Analysis of dental calculus from medieval European burial sites gives a detailed snapshot of what farming-era diets looked like in practice. Researchers recovered proteins from wheat, barley, millet, green peas, spinach, beets, freshwater fish, and cow or sheep milk from the teeth of individuals buried at sites in Germany and Switzerland. Wheat and barley were confirmed as staple foods. Legumes, particularly peas, were common. Freshwater fish like European perch appeared in the diets of multiple individuals, while dairy consumption showed up as a milk protein in at least one person’s dental remains.

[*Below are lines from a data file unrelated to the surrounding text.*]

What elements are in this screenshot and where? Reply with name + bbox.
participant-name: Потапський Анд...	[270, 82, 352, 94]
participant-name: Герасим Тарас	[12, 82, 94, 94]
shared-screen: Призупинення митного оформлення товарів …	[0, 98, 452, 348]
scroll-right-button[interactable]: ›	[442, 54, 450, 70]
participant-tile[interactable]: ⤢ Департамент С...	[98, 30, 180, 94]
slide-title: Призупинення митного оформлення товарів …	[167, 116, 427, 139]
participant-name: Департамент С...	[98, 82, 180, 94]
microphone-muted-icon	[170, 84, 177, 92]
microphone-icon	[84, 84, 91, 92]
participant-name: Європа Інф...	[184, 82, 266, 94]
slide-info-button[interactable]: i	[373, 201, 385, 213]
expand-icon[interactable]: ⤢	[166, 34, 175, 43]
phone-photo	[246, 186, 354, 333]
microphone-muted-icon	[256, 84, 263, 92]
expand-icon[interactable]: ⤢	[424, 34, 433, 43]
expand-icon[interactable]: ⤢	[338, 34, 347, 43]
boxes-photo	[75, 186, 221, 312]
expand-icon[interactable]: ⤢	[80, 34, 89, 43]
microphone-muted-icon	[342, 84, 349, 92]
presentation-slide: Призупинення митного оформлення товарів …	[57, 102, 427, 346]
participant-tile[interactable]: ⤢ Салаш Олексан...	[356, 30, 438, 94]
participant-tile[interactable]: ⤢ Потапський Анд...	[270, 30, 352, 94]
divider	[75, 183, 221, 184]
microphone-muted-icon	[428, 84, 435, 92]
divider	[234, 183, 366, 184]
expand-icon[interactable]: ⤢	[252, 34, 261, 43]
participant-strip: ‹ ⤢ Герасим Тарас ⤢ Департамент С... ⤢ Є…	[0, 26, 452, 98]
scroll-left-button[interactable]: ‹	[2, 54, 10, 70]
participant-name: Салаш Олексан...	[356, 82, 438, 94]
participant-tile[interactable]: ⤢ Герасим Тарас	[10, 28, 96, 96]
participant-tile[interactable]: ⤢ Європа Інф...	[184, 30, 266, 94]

This narrowing had trade-offs. Farming produced more calories per acre and could support larger populations, but the reliance on a few starchy crops meant less dietary variety, lower protein intake relative to hunter-gatherers, and reduced fiber. The shift also introduced new health problems visible in skeletal remains: more dental cavities from carbohydrate-heavy diets, shorter average stature in some early farming populations, and signs of nutritional deficiencies that were rare among foragers.

The Big Picture

Human diets have never been static. They shifted with climate, geography, available technology, and eventually with the decision to grow food rather than find it. The through line is adaptability. Early humans thrived on wildly different food combinations depending on where they lived, from shellfish-heavy coastal diets to meat-dominated arctic diets to the mixed plant-and-animal meals of temperate foragers. What they consistently did not eat in large quantities was refined sugar, processed grains, or industrially produced oils. The modern diet, built around those three ingredients, represents a sharp departure from every dietary pattern that preceded it.